Every person looks at stories from a different angle, and sometimes that’s just what you need to break loose this kind of stuck. It certainly worked for me.

13 Comments
  1. Yay!

    And, Brilliant.

    Ta, L.

  2. If it does turn into “Second Evil Minion Does the State Fair” please go ahead and publish it! I’d love to read something like that.

  3. Love that idea! It’ll be fun for your Minnesotan readers to have a familiar event featured, too. (I went to the State Fair once when I was a kid, with my grandparents who lived in the Minneapolis area. Mostly what I remember is my dad and uncles eating mini donuts.)

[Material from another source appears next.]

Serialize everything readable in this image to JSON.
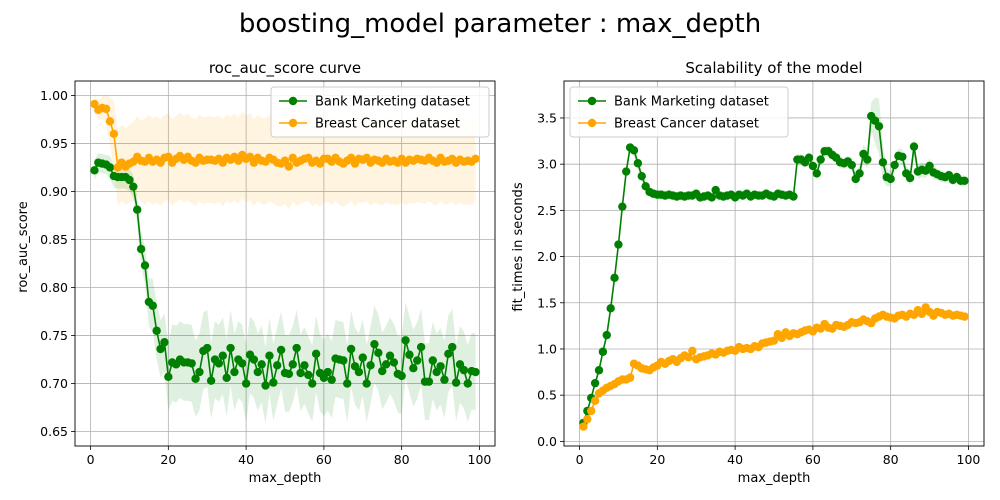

  4. Writing buddies are the best. I couldn’t live without mine.

  5. Brilliant. Also, thank you very much for speaking in favor of a little creative whining.

  6. If it’s any consolation, it’s comforting to know that even very experienced writers have these sorts of problems… because this all sounds extremely familiar.

    And the State Fair sounds like a great solution to this particular blockage. I hope it’s as much fun to write as it sounds like it will be to read!

  7. Mostly I do these kinds of discussions with my family.

    Which works, but with as many creative persons as there are in our household (game designers and artists and writers, oh my!) such discussions tend to happen way to frequently to make a good excuse to go out. So I guess I kind of miss out on that aspect.

  8. “So I did what I usually do when that kind of thing happens, which is go to a coffee shop or restaurant with friends and complain. (This turns out to be a vital, downright indispensable part of the writing process for nearly every writer I know, though it is seldom mentioned in how-to-write books.)”

    _The Starbucks Writing Guide_ by Patricia C. Wrede, anyone? Their confusing terminology for sizes will fit well with novellette/novella/novel/whatever.

    ‘There are weird things at the fair, and not just on the Midway (crocodile on a stick, anyone? Maybe the bacon-flavored ice cream?), so Second Evil Minion can show up without causing undue comment (other than “What’s he advertising?).’

    Or he could show up at a local gas station which just got some weird potato chip flavours: Jalapeno Macaroni and Cheese (not too good), Tsatziki (nice but bland), Cinnamon Bun (I doubt I will try them), and a poutine flavour (which I have not seen yet).

  9. I’d never be able to write if I couldn’t whine a bit during the process. Group brainstorming is a wonderful, wonderful thing.

  10. WIKTORY.

  11. As a Minnesotan, I am in favor of this plan. 🙂

    I’ll also second KT, because I would definitely read “Second Evil Minion Does the State Fair.”

  12. It is hard to solve your own problem – being locked into the box with the crowbar on the outside.

    Much better to bounce the problem off your friends, who have plenty of crowbars, screwdrivers, hammers, weird pointy things, and above all, are OUTSIDE the darn box.

  13. I too would /gladly/ read “Second Evil Minion does the State Fair” 😉

    Maybe a short story?…

    This sounds really exciting though, especially as a Minnesotan myself 🙂 and by the way, fried pickles are surprisingly good, at least with the sauce.